順を追う毎に彼女の表情からは、不安と緊張から来る強張りが、段々と抜けて行くのが見て取れる。しかも律儀な事に、あたし達から少し離れた明陽さん達にまで、視線を向けたようだった。
「ッ!!」
しかし次の瞬間に気が付く、それが性格からくる律儀さとかで無く、ここに居ない誰かの影を探しての事だと気が付く。一通り全員を見渡した後に彼女は、急に顔を強張らせ、取り乱したかのように周囲を慌てて見渡し始める。
そんな彼女にあたし達は全員、誰も何も語りかけられなかった。彼女の望む言葉を、誰1人として持ち合わせていないから――
「あ、あの!私と一緒に捕まってた人達は何処ですか!?」
――けれど、何時までもそのままという訳にも行かない。幾ら探しても目当ての人達が見つからず、不安そうな表情をしたメアリーが、あたし達に向かって意を決し問い掛けてくる。
「バァートンさんと…メアリーさんはッ!?」
その問い掛けに、誰もすぐに答えられず押し黙ってしまい、重苦しい雰囲気がその場を支配する。今にも彼女が、泣き出してしまいそうな位に目が潤んでいたというのも、言い出せない理由としてあっただろう。

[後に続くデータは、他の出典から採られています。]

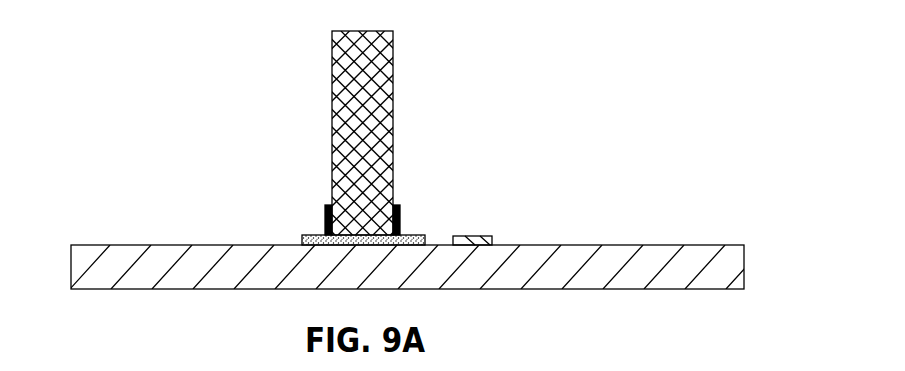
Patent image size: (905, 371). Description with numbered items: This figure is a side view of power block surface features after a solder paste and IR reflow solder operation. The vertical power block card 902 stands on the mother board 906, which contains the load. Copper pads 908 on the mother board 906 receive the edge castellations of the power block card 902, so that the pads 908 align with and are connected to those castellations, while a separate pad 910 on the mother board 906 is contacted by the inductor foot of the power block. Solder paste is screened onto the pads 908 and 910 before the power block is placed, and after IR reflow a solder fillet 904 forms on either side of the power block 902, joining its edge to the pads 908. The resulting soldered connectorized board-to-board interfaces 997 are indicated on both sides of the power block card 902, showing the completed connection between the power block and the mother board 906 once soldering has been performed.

The power block card 902 is at (393, 50).
The solder fillet 904 is at (405, 230).
The mother board 906 is at (128, 245).
The copper pads 908 is at (302, 241).
The pad 910 is at (492, 237).
The soldered connectorized board-to-board interfaces 997 is at (297, 150).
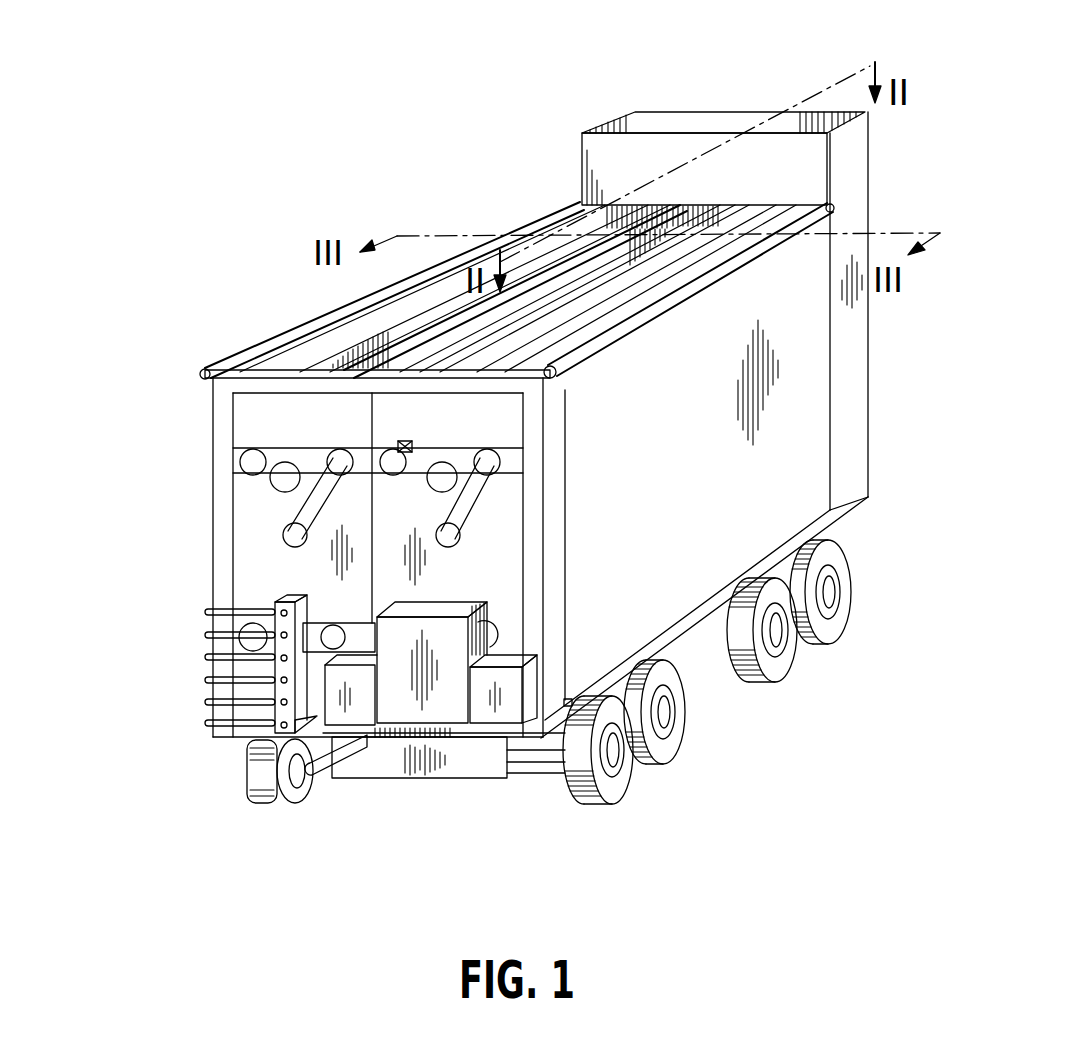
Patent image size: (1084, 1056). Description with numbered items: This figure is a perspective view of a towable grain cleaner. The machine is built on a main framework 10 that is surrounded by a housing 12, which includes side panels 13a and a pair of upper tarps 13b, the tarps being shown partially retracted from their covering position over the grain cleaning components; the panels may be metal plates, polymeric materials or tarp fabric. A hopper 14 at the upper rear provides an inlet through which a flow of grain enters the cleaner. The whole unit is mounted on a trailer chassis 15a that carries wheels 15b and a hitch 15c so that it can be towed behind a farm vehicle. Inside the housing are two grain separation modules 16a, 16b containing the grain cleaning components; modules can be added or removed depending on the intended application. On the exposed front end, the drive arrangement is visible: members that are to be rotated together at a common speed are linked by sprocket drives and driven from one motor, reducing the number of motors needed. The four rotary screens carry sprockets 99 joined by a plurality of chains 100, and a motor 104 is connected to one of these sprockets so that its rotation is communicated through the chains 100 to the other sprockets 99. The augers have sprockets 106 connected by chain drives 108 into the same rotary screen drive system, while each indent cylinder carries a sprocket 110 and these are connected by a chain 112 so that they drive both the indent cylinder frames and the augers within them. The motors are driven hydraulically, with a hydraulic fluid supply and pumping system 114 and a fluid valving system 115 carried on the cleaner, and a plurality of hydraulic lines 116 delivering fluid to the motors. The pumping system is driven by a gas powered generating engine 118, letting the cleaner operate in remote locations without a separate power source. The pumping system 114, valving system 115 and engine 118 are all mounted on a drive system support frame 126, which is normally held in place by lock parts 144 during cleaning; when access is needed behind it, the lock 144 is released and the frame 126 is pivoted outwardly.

恐らくは彼女自身、あたし達の態度で既に事実に気が付いている筈だ。けれど、それでもきちんと言葉として告げられて、しっかり受け止めたいんだろう――
「…すまねぇ。」
「ッ!」
――そんな彼女の想いに応えるべくリンダが、重苦しい沈黙を破りただ一言、どうにかこうにか絞り出す。その僅かに震える声音からは、悲壮感がヒシヒシと伝わってくる。
「…私達の力では、貴女を連れて逃げるのでやっとでしたわ。」
「そう…ですか…」
そんなリンダの気持ちを補うように、言い難そうなシフォンの言葉が後に続く。それを耳にしたメアリーの落胆する様は、見ていて辛かった。
けどあたし達よりも、きっとリンダ達の方がもっと辛かっただろう。だからこそ、嫌な役を押し付けてしまったと思う反面、しかしこれで良かったのだろうと思う。